So many learnings on the hoof. In his day job, Paul is the vintage-car consultant at a BMW parts house. I called him when I got home, firing questions about availability and cost.

“It’s not like ten years ago,” he said. “Now that ’02s are actually worth something, people are spending $600 on factory euro turn signals, $900 on the fancy Italian-market ones. Front control arms used to be 70 bucks or whatever, now they’re more than $200. BMW is less interested, and its Classic division has been cut to a skeleton crew. You can’t get tii cold-start or pressure-maintenance valves, injectors, standard service bits. Don’t get me started on the rare period stuff, like factory Recaros or Alpina bits; they’re through the roof. The cars are Sunday runners now, garage queens, not driven like they used to be. Too many people being too precious.”

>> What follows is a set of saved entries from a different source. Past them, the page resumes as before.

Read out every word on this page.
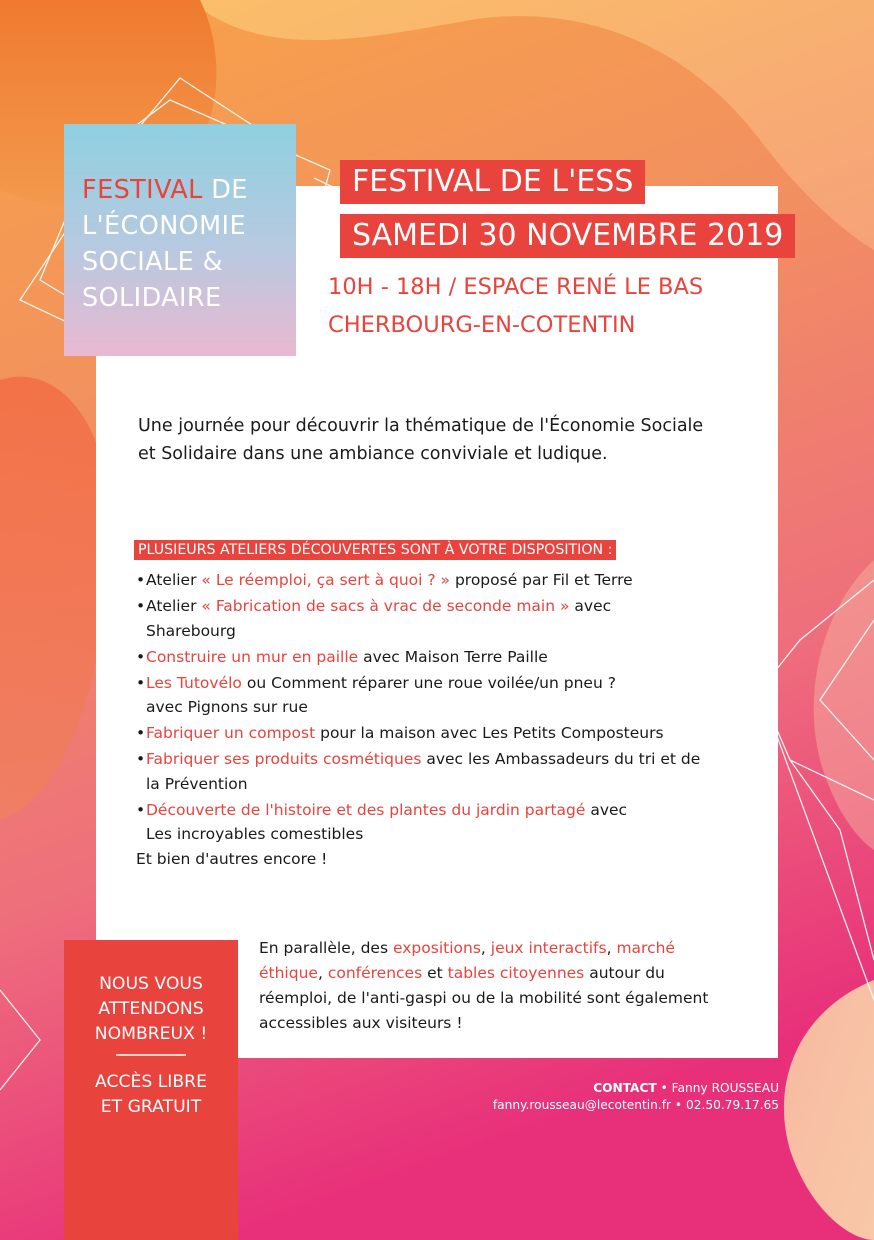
FESTIVAL DE
L'ÉCONOMIE
SOCIALE &
SOLIDAIRE
FESTIVAL DE L'ESS
SAMEDI 30 NOVEMBRE 2019
10H - 18H / ESPACE RENÉ LE BAS
CHERBOURG-EN-COTENTIN
Une journée pour découvrir la thématique de l'Économie Sociale et Solidaire dans une ambiance conviviale et ludique.
PLUSIEURS ATELIERS DÉCOUVERTES SONT À VOTRE DISPOSITION :
• Atelier « Le réemploi, ça sert à quoi ? » proposé par Fil et Terre
• Atelier « Fabrication de sacs à vrac de seconde main » avec Sharebourg
• Construire un mur en paille avec Maison Terre Paille
• Les Tutovélo ou Comment réparer une roue voilée/un pneu ? avec Pignons sur rue
• Fabriquer un compost pour la maison avec Les Petits Composteurs
• Fabriquer ses produits cosmétiques avec les Ambassadeurs du tri et de la Prévention
• Découverte de l'histoire et des plantes du jardin partagé avec Les incroyables comestibles
Et bien d'autres encore !
En parallèle, des expositions, jeux interactifs, marché éthique, conférences et tables citoyennes autour du réemploi, de l'anti-gaspi ou de la mobilité sont également accessibles aux visiteurs !
NOUS VOUS
ATTENDONS
NOMBREUX !
ACCÈS LIBRE
ET GRATUIT
CONTACT • Fanny ROUSSEAU
fanny.rousseau@lecotentin.fr • 02.50.79.17.65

Perhaps you see where this is going.

Facts coalesced as I hung up. After years of owning and racing old cars, more than a few of them 2002s, I couldn’t bring myself to put this one in the ground. It had somehow managed to beat the odds, a gnarly little survivor dodging junkyards for years, too rusty to keep driving and too insignificant to save. Restoration was patently insane; I lacked the time and space to do the work myself, and any professional shop worth its salt would want six figures at least. A shell swap was also out; rust-free ’02 tubs can be found for reasonable money, but the tii’s underbits weren’t nice enough for the trouble. And even if they had been, that act resembled a sort of throwing away in itself.

I walked out to the garage and squatted in front of the car, poking at the rust around the nose. The grilles, rare and expensive, were straight and clean, if covered in black paint. Parts you would stick on a shelf, for a rainy day.

grios spray wax bottle on roof
Sam Smith

So many questions. Why are we so locked into certain ways of doing things? Who said the car had to die in the first place? What if you wanted a crapcan old hulk to drive like hell because it reminded you of the days when you were younger and even more stupid and most of the cars you loved were crapcan old things that drove like hell? Could you just go all kludge-zombie, keeping the whole mess alive in spite of itself, as quick and dirty as possible? Stave off execution by welding in structural tubing, mining the parts stashes and talents of friends?

Race horses used to get shot for a broken leg. This would be … crutches. Maybe a visible exoskeleton. The world’s only body-on-frame 2002?

The more I stood there, the more it made sense. A car like that, you’d have an icon in the garage but nothing to lose. All the stuff normally off-limits to even moderately valuable old iron—fire roads, snow, dirt, Baja—you could just lean in. Maybe set aside some cash for vintage speed parts, neat bits more valuable than the car itself, because it seemed funny, next to the ugly. The cosmetics could stay untouched, because anything else would A) cost real money and B) lose the rampant sense of dead-rod indifference.

bmw 2002 project car side rocker rust rot
Sam Smith

An experiment in yelling into the void. Not a new idea, but a good one. And proof that you don’t need money to live with desirable old cars, just a complete lack of shame and a willingness to burn MIG wire like fireworks in July.

The thing collects monikers. A friend dubbed the car Sh*tii, for obvious reasons. I needed a hashtag to keep photos together on Instagram, so that became #weissrat. (You know, white rat. Experiments. For science.) My friend Ben Thongsai, a mechanic, named the thing Suzanne, after a James Taylor song.

The connection wasn’t random; Earle had given me a small paper trail suggesting that Taylor actually bought the car new.

“I got ahold of his people, years ago. Guy came back and said that, yeah, he had owned a BMW in 1972, couldn’t remember what it was. I think he bought it for a lady. Carly Simon?”

bmw 2002 interior work
Sam Smith

Last week, during a quiet lunch hour, I called my friend John Krewson, another former 2002 owner, now an editor at The Onion. We shot the breeze for a bit, and then he asked about the car. I mentioned its 1971 build and the possible Taylor connection—not my bag musically, but hey, strange trivia.

“Huh,” he said. “Two-Lane Blacktop came out in ’71. That whole period… wasn’t that guy on a lot of heroin?”

“Yeah,” I said. “Scary stuff. Why?”

“Nothing, really,” he said, laughing. “It’s just—and maybe this is relevant—but man, Taylor’s decisions around then—I mean, they were just awful.”